Capítulo 11
—¡Bien hecho! ¡Un trabajo excelente!
El almirante Mountbatten se pasea de acá para allá por la habitación, flexionando los brazos; como si estuviese tan emocionado y lleno de admiración que solo sus miembros agitados pudieran expresar lo que siente.
—Cuéntemelo todo.
Larry Cornford está de pie, apoyado en un bastón para no poner demasiado peso sobre la nalga derecha, de la que le han extraído una bala. El único que está en la habitación con ellos es Rupert Blundell. Larry no sabe cómo hablarle a su comandante en jefe de la batalla de Dieppe. Han pasado algo más de dos meses, pero le parece que hace un siglo.
—La verdad es que no sé qué decir, señor.
—Ya lo sé, ya lo sé —dice Mountbatten, fijando en él su mirada decidida y carismática—. Es lo que decimos todos a toro pasado. Cuando el Kelly se hundió bajo mis pies, pensé: «Nadie puede hacerse una idea de lo que es pasar por esto. Nadie». Pero luego hablé con Noel y ¿sabes lo que hizo? ¡Ha rodado una película sobre ello! Y es condenadamente buena. Ya la he visto. Van a estrenarla dentro de unas semanas. Vaya a verla. Puedo conseguirle entradas si quiere.
—Gracias, señor —contesta Larry.
—Estuvo en la playa de Dieppe, ¿verdad?
—Sí, señor.
—Bien hecho. Eso es lo que quiero. El verdadero punto de vista del pobre soldadito de infantería, sin edulcorar. Dicen que las lecciones que hemos aprendido de la operación Jubilee no tienen precio. Que nos ahorrarán varios años de guerra.
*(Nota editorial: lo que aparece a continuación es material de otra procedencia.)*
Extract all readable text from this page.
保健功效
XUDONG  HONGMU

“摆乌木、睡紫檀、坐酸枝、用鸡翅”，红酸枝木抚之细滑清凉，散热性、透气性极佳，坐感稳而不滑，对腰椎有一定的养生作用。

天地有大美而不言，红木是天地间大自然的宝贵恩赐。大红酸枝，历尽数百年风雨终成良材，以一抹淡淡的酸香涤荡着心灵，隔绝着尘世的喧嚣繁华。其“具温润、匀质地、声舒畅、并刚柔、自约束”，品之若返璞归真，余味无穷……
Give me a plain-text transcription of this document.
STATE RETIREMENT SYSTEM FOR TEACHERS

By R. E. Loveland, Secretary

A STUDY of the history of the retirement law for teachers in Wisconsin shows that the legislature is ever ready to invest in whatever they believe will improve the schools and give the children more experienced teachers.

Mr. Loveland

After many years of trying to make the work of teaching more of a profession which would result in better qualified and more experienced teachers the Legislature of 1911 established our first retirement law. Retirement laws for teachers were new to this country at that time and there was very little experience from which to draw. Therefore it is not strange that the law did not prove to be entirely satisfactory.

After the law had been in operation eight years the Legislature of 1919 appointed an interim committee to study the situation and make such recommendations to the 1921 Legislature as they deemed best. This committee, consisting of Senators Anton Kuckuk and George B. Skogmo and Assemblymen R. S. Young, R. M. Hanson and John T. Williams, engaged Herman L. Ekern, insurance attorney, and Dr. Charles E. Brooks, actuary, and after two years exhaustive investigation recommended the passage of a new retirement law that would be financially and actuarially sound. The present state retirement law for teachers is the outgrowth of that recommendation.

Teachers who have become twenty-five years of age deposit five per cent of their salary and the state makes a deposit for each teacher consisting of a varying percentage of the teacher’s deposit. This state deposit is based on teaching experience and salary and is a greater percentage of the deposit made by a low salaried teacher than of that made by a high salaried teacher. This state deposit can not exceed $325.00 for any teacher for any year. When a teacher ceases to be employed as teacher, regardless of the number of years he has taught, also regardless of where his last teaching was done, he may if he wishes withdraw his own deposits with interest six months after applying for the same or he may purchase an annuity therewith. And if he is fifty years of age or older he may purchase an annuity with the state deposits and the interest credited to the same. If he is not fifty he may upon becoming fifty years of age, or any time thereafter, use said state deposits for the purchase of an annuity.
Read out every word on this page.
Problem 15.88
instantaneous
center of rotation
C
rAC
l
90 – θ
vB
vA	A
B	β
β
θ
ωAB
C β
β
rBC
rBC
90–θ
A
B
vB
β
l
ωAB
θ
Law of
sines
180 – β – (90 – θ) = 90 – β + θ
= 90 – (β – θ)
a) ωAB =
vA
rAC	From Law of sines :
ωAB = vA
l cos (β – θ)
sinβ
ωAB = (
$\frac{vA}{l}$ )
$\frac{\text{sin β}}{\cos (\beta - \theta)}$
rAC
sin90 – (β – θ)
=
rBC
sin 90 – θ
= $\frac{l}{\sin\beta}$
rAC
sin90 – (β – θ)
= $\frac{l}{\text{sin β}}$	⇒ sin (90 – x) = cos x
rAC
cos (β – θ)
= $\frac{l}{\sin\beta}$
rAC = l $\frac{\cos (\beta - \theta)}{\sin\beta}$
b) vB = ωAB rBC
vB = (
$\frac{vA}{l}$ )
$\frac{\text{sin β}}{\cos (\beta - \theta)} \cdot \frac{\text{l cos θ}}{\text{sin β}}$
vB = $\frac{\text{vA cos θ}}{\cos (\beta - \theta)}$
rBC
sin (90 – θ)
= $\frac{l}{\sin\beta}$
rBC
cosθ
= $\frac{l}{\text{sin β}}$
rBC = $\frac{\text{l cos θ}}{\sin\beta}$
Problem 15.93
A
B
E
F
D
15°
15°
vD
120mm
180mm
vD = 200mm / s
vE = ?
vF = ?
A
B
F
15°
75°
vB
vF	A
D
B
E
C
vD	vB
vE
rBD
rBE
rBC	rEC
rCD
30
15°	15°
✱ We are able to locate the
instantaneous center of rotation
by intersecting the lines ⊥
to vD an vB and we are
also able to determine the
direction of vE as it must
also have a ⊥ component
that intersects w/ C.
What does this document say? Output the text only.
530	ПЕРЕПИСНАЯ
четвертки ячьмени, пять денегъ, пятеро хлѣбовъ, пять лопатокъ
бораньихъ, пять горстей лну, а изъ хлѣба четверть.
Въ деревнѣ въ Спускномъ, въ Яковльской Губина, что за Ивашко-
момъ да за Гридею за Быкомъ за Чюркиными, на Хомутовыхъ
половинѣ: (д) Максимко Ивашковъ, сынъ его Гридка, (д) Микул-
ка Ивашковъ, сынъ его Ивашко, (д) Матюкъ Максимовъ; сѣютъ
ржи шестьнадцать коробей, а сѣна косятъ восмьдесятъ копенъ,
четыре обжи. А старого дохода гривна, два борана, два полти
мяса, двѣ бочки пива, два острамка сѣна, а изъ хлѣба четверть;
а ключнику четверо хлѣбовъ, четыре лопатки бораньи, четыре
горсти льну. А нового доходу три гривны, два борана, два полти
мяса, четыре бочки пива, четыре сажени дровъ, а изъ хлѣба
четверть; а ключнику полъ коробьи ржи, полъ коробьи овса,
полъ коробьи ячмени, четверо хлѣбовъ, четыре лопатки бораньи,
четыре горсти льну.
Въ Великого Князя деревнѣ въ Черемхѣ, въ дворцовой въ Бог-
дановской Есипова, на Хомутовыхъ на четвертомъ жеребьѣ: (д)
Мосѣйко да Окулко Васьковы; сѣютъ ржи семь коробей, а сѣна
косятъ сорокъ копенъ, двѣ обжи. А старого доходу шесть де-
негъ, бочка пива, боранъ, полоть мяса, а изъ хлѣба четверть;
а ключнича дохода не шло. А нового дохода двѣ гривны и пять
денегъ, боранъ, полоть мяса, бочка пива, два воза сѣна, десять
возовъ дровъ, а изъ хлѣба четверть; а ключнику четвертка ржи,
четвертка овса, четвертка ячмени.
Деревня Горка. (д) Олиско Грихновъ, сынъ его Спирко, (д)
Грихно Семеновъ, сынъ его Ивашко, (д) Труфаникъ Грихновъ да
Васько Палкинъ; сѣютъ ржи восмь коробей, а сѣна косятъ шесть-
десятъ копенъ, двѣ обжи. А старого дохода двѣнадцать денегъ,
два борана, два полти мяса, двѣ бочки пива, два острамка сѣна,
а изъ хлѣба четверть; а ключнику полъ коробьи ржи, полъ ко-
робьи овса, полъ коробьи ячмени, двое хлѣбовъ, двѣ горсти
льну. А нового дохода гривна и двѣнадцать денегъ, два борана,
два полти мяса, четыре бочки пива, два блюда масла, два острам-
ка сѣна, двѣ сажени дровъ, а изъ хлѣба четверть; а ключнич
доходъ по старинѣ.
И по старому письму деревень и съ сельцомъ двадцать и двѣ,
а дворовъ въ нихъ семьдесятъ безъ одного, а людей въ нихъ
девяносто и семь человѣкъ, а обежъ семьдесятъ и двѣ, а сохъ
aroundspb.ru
Y además, por fin conseguimos sacar a la Luftwaffe de sus escondrijos para que la RAF le diese una buena azotaina. Winston me dio una palmada en la espalda y Eisenhower estaba como un niño con zapatos nuevos. Pero, al fin y al cabo, fueron los pobres soldaditos de infantería los que hicieron todo el trabajo.
A Larry no se le ocurre nada que contestar.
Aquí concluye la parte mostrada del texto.